Shortlisted for the 2021 Governor General’s Award in Nonfiction, Revery is a profound meditation on grief for our changing planet and the many ways in which we all look to survive.
In Watch Your Head, poems, stories, essays, and artwork sound the alarm on the present and future consequences of the climate emergency. Ice caps are melting, wildfires are raging, and species extinction is accelerating. Dire predictions about the climate emergency from scientists, Indigenous land and water defenders, and striking school children have mostly been ignored by the very institutions – government, education, industry, and media – with the power to do something about it.
Writers and artists confront colonization, racism, and the social inequalities that are endemic to the climate crisis. Here the imagination amplifies and humanizes the science. These works are impassioned, desperate, hopeful, healing, transformative, and radical.
4) The Annual Migration of Clouds, by Premee Mohamed
A novella set in post–climate disaster Alberta; a woman infected with a mysterious parasite must choose whether to pursue a rare opportunity far from home or stay and help rebuild her community.
The world is nothing like it once was: climate disasters have wracked the continent, causing food shortages, ending industry, and leaving little behind. Then came Cad, mysterious mind-altering fungi that invade the bodies of the now scattered citizenry. Reid, a young woman who carries this parasite, has been given a chance to get away — to move to one of the last remnants of pre-disaster society — but she can’t bring herself to abandon her mother and the community that relies on her.

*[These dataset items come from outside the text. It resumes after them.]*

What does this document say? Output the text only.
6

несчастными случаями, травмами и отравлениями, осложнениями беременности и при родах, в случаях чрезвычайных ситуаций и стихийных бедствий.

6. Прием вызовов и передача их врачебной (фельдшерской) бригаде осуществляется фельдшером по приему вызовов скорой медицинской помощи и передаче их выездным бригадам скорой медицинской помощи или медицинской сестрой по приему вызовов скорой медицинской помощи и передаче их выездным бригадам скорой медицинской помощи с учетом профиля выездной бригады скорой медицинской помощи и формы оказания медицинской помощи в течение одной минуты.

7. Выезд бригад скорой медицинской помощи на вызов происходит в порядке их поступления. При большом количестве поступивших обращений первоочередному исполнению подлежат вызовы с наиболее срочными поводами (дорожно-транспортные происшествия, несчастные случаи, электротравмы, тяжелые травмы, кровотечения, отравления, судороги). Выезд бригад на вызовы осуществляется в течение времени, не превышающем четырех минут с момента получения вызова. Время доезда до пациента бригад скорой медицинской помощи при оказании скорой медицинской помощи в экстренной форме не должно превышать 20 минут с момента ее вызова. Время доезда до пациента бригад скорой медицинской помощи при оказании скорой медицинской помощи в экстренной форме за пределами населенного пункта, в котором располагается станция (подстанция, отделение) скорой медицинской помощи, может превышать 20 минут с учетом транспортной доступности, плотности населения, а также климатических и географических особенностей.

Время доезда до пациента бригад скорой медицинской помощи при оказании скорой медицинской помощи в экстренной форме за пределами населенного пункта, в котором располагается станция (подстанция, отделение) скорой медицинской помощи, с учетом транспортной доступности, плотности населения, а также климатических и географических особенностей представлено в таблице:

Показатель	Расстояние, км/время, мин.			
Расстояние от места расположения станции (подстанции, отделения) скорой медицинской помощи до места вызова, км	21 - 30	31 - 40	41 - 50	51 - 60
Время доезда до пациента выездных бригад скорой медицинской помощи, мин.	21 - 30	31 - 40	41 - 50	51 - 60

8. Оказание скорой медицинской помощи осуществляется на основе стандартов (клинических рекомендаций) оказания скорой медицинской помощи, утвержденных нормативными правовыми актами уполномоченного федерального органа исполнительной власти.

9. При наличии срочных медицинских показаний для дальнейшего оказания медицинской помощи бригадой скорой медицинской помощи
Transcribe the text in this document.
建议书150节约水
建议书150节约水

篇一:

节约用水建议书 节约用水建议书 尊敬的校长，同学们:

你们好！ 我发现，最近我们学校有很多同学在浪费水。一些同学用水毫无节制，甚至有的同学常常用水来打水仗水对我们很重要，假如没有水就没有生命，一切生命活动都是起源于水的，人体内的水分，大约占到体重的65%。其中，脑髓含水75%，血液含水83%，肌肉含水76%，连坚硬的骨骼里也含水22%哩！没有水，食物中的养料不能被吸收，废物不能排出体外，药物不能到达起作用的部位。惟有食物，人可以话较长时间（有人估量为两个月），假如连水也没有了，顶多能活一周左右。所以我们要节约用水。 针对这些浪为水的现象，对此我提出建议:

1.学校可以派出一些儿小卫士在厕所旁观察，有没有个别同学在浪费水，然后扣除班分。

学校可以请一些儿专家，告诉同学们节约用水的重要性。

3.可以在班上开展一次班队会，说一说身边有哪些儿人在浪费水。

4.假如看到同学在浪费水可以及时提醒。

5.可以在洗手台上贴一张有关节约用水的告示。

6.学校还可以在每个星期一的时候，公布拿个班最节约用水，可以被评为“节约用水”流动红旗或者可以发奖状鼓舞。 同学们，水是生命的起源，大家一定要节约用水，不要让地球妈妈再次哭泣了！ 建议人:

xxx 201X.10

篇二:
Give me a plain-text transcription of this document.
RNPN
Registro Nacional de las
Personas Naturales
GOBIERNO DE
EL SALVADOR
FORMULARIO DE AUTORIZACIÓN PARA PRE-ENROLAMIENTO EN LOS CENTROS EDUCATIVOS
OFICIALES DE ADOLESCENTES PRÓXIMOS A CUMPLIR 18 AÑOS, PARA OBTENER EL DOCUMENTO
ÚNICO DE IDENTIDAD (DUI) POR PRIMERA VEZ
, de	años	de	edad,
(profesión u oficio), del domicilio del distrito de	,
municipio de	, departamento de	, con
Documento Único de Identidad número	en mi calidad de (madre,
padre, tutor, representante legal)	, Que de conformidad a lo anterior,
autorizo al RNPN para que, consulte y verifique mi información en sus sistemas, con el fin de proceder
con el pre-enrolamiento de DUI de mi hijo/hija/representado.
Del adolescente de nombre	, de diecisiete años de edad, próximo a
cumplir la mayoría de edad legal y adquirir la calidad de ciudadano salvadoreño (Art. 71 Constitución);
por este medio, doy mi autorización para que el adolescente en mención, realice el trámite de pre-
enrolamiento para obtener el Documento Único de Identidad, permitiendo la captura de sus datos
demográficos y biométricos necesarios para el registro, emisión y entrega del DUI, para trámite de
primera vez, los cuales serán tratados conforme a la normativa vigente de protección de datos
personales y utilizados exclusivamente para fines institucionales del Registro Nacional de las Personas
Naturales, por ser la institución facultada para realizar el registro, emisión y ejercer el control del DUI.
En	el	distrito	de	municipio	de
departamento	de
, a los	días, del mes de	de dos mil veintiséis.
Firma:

When she’s offered a coveted place on a dangerous and profitable mission, she jumps at the opportunity to set her family up for life, but how can Reid ask people to put their trust in her when she can’t even trust her own mind?
With keen insight and biting prose, Premee Mohamed delivers a deeply personal tale in this post-apocalyptic hopepunk novella that reflects on the meaning of community and asks what we owe to those who have lifted us up.